Two days before I leave the Palace, a floor mate invites me into his room, crammed full of religious figurines and stacks of newspaper. Wearing nothing but a pair of tight black underwear, he pours me a glass of homemade eggnog. He loves to cook, but stoves and hotplates are against the rules here. (Many tenants boil water in the hallways – the current is stronger there than in the rooms.) He complains about the price of stamps, the syringe he says he found in the washroom and his struggle to find a decent place in Toronto. So far, he’s only found damp or filthy basement apartments.

Brian Paul, manager of the housing program at WoodGreen Community Services, has worked with long-term hotel tenants like my floor mate before. After Streetcar Developments bought the New Broadview Hotel on Queen Street East, they partnered with WoodGreen and the city to rehouse the tenants. WoodGreen’s housing workers used a city rent supplement to win over landlords, while Streetcar paid for moving costs and deposits. Today, 19 of the 21 tenants who entered the program remain housed.

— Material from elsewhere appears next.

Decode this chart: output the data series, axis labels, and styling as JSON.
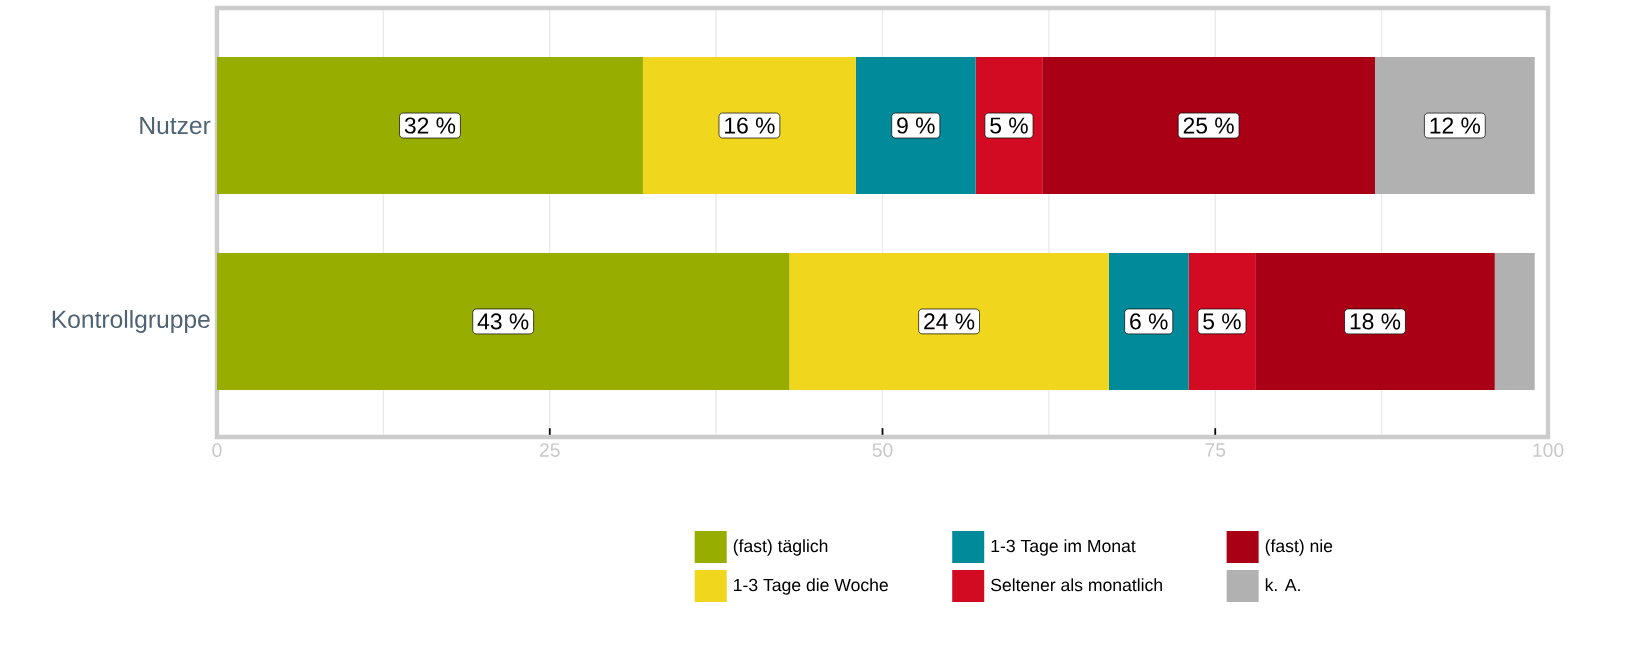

“We see this as a model we can use in other cases,” says Mr. Paul. For the Palace, the trick will be finding a developer willing to participate.

That might help the current tenants, but it does nothing to slow the gap opening up at the bottom of the city’s rental market. The Toronto Municipal Code provides conditions for the conversion of rental units and allows the city to require their replacement. But because rooms at the Palace Arms lack kitchen facilities, they don’t qualify as “rental units” under Chapter 667 of the code. With no obligation to make up for the loss of yet another long-stay hotel, a redevelopment would wipe out these 91 low-rent rooms for good.

Despite the stains, the faulty current and the kitschy decor, most of the men I spoke to are thankful that the Palace is still around. Otherwise, one said, he’d be sleeping in his truck.

As my floor mate with the eggnog puts it: “Heat, cable TV and a maid who comes to clean – this place is the best for being cheap.”